Old Bhutto, and older Gandhi

by JAWED NAQVI

(from left to right) Pakistan’s prime minister Zulfiqar Ali Bhutto, India’s Prime Minister Indira, and Benazir Bhutto, who later on became Pakistan’s prime minister. PHOTO/Good Times/Duck Duck Go

Dr Mubashir Hasan’s admirers in India and Pakistan paid him their respects last week at an event hosted on Zoom, a handy social media platform. It was recalled among Dr Hasan’s successes and failures that Z.A. Bhutto had ignored his advice to fight right-wing rivals with the core strength of his party’s pro-people ideology. Bilawal Bhutto-Zardari appears to have learnt little from his grandfather’s disastrous political denouement.

Same holds true for the Gandhi family in India whose Congress party has lost its sheen by abandoning its essential pro-people worldview. When one day Jyotiraditya Scindia, a young colleague, walked out on them to join the Bharatiya Janata Party, Rahul Gandhi was speechless.
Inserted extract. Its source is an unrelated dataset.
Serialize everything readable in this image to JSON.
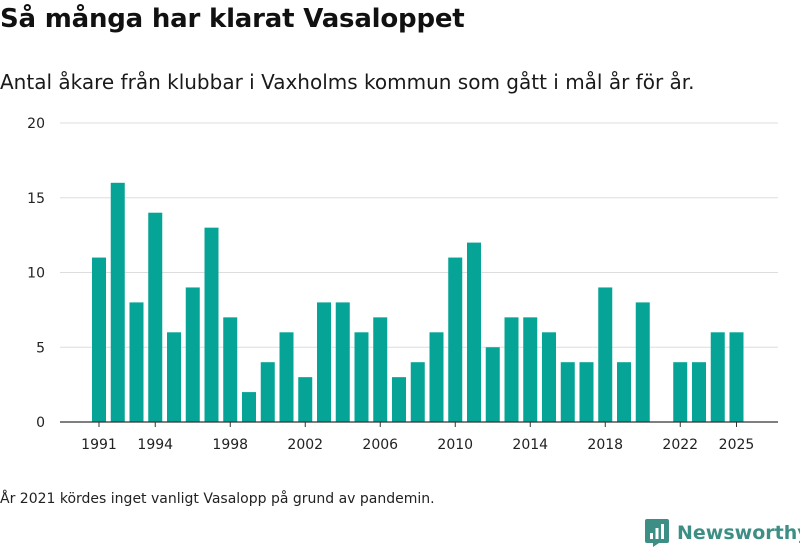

Scindia was one person who could walk into his house any time of the day, he mumbled. That’s precisely the problem. The question is how many more Scindias might be lurking within the sanctum sanctorum.

The incident indicated two possibilities. There is no ideological filter to assess a Congress leader from any other. There is also the possibility that the party has no core ideology left anyway.

Bilawal’s quandary may not be dissimilar. He wants Imran Khan to perform on the current health emergency or vacate. And since nobody, barring New Zealand’s Jacinda Arden, has succeeded in any measure to stare back at the disease, it can be assumed that the young opposition leader wants Imran Khan to go anyhow. That would be in line with his pre-Covid-19 calls for the prime minister’s removal.

The virus itself has given the clearest hint for the way forward.

In November last year, the PPP had supported a right-wing clergy-led campaign to unseat Imran who they described as Pakistan’s Gorbachev.

It’s the prerogative of the opposition in democracies to keep the treasury on a short leash. But these are no ordinary times, and misplaced enthusiasm could be construed as posturing. Let’s assume that Imran in a fit of good humour obliges his young opponent and retreats to his sprawling mansion in Banigala. What then? Would Bilawal or any other opposition leader have a game plan to take on the swarming pandemic, leave alone defeat it?